И муж, снова поворачиваясь ко мне:
— Вот-вот. И в Гафейру проникла социология.
Воцаряется молчание: супруга перебирает спицами, Инженер-Амфитрион вертит стакан в пальцах, пьет. Для гостя ситуация не из приятных, если бы не выдержанное виски — ему немало лет — и не любопытство — а оно еще старше, — никогда не покидающее рассказчика историй, где бы он ни находился. Коллекционер коллизий, неисправимый проныра, актер, предпочитающий второстепенные роли в уверенности, что так ему удобнее контролировать сцену, разве не смех? Смех сквозь слезы, потому что все, кто рассказывают истории, — не важно, из порочной наклонности или по профессии, — заслуживают хорошего взрыва хохота, когда полагают, что контролируют сцену. Ведь на самом деле их всегда подводит бумага, пугающее белое пространство, — и тут уж прощай, самонадеянность. И не спасет их ни хорошая память, ни синтаксис. Бьюсь об заклад, что Ксенофонт, хоть он и покровитель писателей-охотников, рыскал куда проворней по чистому полю, чем по папирусу. Внимание, Томас Мануэл заговорил:
— Надо мне будет как-нибудь на днях сказать ему, чтобы приготовил нам грог по тамошнему рецепту. — Речь, естественно, идет о Домингосе. — Пальчики оближешь.
(«А вечерние газеты с прогнозом погоды приходят с запозданием, как и тогда», — вдруг вспоминаю я, стоя возле окна и глядя на улицу и на дверь кафе. Мне хорошо известно, что стряслось с Домингосом: и как Инженер вырвал его без руки из-под гильотинного ножа фабричного станка, и как потом склеивал его по кусочкам. Все мне известно. Известно, какая смерть его ждет и даже как он был спасен от пагубы спиртного благодаря средству Томаса Мануэла, каковое, если не ошибаюсь, сводится к двум ингредиентам: взнуздать покрепче и не жалеть боков. Я знаю все, за исключением ближайшего прошлого, вчерашнего и сегодняшнего, которое таит от меня вечерняя газета. А недавнее прошлое тоже немаловажно).

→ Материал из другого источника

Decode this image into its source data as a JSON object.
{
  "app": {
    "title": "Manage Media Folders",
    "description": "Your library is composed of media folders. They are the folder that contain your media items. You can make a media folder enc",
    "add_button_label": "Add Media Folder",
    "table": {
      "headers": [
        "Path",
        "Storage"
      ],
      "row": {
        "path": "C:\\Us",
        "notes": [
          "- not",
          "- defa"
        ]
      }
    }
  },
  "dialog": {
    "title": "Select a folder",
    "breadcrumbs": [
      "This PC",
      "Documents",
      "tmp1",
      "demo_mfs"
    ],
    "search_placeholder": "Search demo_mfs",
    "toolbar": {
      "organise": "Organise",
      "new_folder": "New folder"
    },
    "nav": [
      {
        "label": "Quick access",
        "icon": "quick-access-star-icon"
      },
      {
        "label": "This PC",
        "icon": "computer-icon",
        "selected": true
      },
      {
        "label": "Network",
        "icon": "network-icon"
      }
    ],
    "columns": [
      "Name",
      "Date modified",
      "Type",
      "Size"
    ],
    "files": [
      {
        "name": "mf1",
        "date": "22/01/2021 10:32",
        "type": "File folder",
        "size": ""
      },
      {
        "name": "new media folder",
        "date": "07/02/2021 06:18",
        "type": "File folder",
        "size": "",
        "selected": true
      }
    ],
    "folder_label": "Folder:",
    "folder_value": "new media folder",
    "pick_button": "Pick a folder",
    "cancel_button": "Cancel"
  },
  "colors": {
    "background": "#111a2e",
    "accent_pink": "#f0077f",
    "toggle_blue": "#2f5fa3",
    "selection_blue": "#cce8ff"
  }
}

— Теперь поставьте перед ним трактор, и он его вам разберет и соберет в лучшем виде. Но задал он мне работку, этот чертов Домингос. Я взялся за него, взнуздал покрепче, боков не жалел, и довел до кондиции. Мария, сколько времени пробыл Домингос у Форда?
— Полгода, — отвечает жена из своего угла. — Смотрите, Томас, дикторша, которая вам нравится…
— Передай ей привет. Так вот, за полгода практики, а то и меньше, он выучился обращаться с трактором, как ас. После трактора «ягуар» — детская игрушка, он делает с ним, что хочет.
Время от времени Мария дас Мерсес затягивается сигаретой в длинном мундштуке, потом кладет мундштук на край пепельницы, и пальцы ее снова заводят игру с шерстью. Машинально, как пальцы богомолки, перебирающей четки. Вязанье, утверждает она, снимает напряжение («перестаешь думать»); но, между нами, какая, в сущности, разница между четками и спицами? — думаю я, глядя на нее украдкой. Игра в мимикрию, профессор. Вязать, чтобы одеть бедных, молиться, чтобы заслужить вечное блаженство, — и то и другое снимает напряжение: облегчает душу, разгоняет тревогу. (Тема, которую надо развить, помечаю я у себя в тетради: благотворительность как элемент социального равновесия; далее: она же как стабилизатор иерархического порядка. «О необходимости существования бедных для достижения царствия небесного». Хотя нет. Не стоит тратить время на эту тему. Все это можно найти в катехизисе, профессор.)
Томас Мануэл рассуждает о Домингосе, и я связываю то, что он рассказывает, с рассуждениями о пользе определенного типа беззащитных людей и о пользе определенного вида птиц с подрезанными правильными перьями, пригодных для охоты. Это существа ущербные — как бедняки, как незаконнорожденные, — о них тоже можно было бы написать целый катехизис. Но нечего уклоняться от предмета, особенно в этот первый вечер, что я провожу в доме над лагуной. Будут еще вечера, в этой же гостиной, выходящей на террасу, или в погребе, где хранится вино и который именуется «bodegón»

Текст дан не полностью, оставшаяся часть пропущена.